This past week I had the privilege of visiting some “awakening” cites in Kentucky and Tennessee. If you’re not familiar with the word awakening, it is frequently used in Methodist circles to remember moments where God’s Spirit meets with a group of people in such a profound way that it opens their eyes to God’s activity in the world, renews their sense of purpose, and marks their lives forever. One of these awakenings happened on the campus of Asbury College in 1970. It was reported that the gathering continued without interruption for 185 hours because the presence of God was so evident that people didn’t want to leave.
Renewals or revivals are not only marked by the Holy Spirit’s activity in a gathering, but by the ripple effect of confession, reconciliation, charity, and justice that happen in the surrounding areas long after the gathering ends.
Stories of awakening remind me of the rich history of God renewing his people. The Bible is full of stories like 2 Kings 22 where God’s people literally rediscover Scripture and it starts a revival, or Acts 2 where God’s Spirit invades a prayer meeting and gives birth to an unstoppable movement.

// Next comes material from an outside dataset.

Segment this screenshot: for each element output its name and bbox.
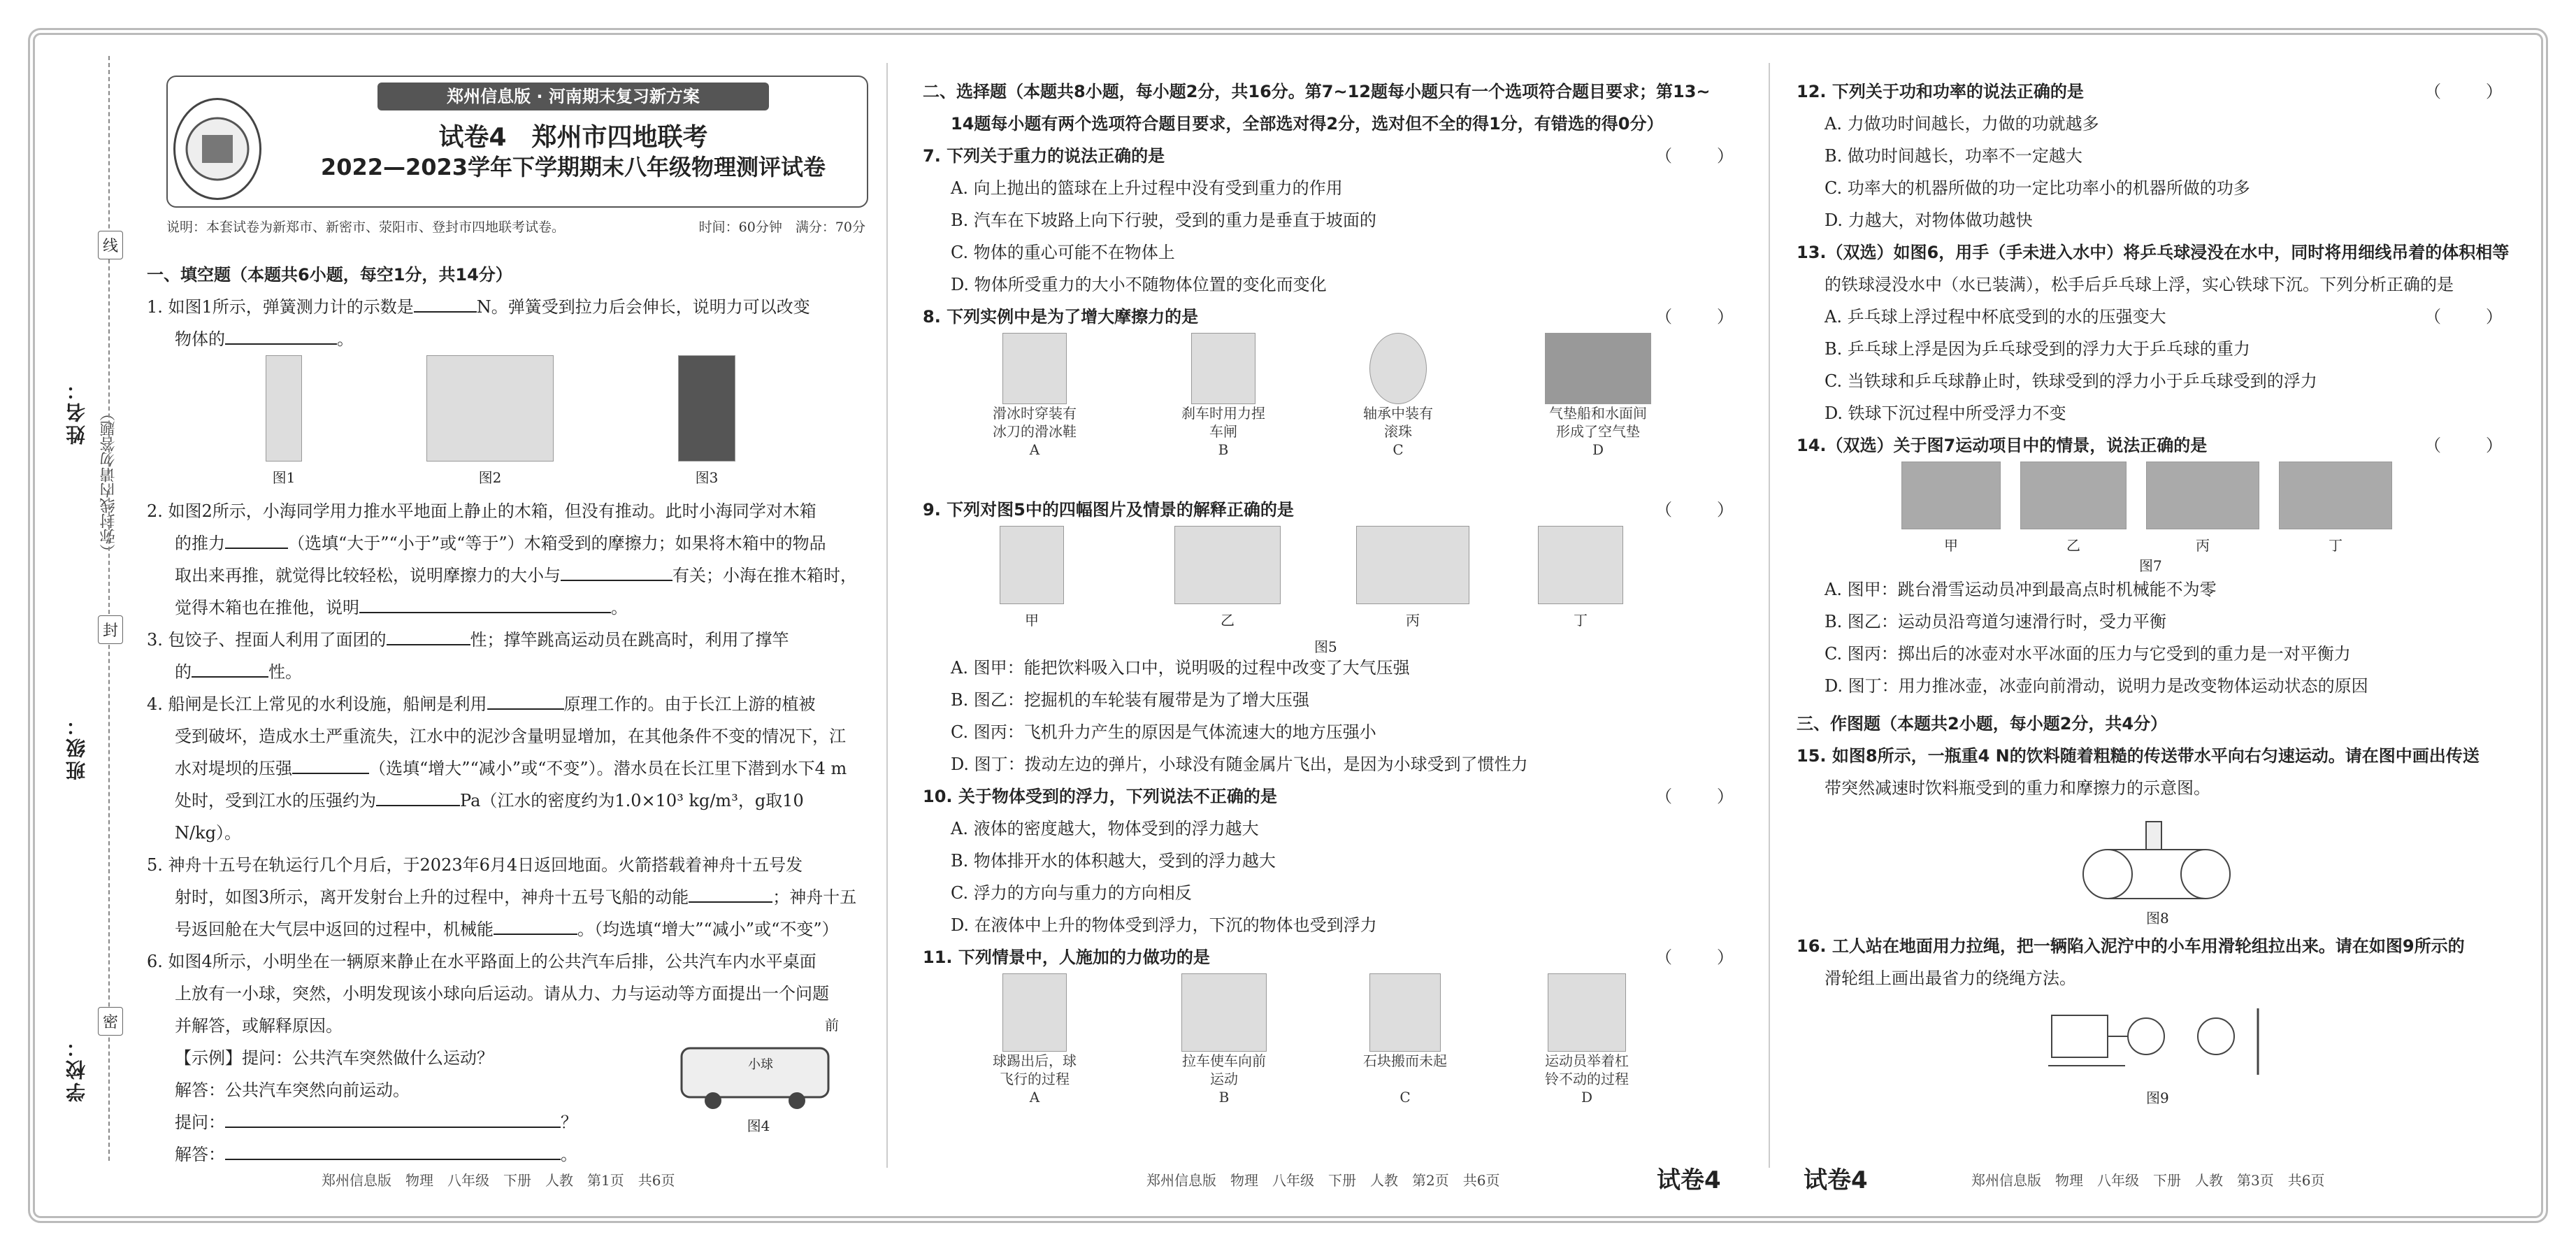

What is interesting about these awakening, renewal moments is that they are so frequently connected to a certain type of desperate prayer that many call travailing prayer. To travail means to labor or give deep and often painful effort. Paul describes this kind of effort in Galatians 4:19 when he says,
My dear children, for whom I am again in the pains of childbirth until Christ is formed in you.
Paul understood the persistent labor of prayer. Prayer is certainly the place where God takes away the heavy things that weigh on us, but it is also a place where God gives us new, holy weights to carry—the burdens of carrying God’s heart for a world that needs awakening. This is the same kind of weight that the prophet Isaiah carried when he said,
You who call on the Lord, give yourselves no rest, and give him no rest till he establishes Jerusalem and makes her the praise of the earth. Isaiah 62:6b-7
This is the same kind of weight that the prophet Jeremiah carried when he said,
Is any suffering like my suffering that was inflicted on me, that the Lord brought on me… Lamentations 1:12b
This is the same kind of weight that Jesus carried when Luke 22:44 says,
…being in anguish, he prayed more earnestly, and his sweat was like drops of blood falling to the ground.
I’ve heard it said that the first blood of atonement were the drops of blood Jesus shed in prayer. May his Spirit wake us up to the great needs around us and give us zeal, persistence and the singular focus to contend for God’s Spirit to fill our homes, churches, cities, and world.
What would it look like to write songs of travailing prayer?
How could a community use worship to contend together for an awakening?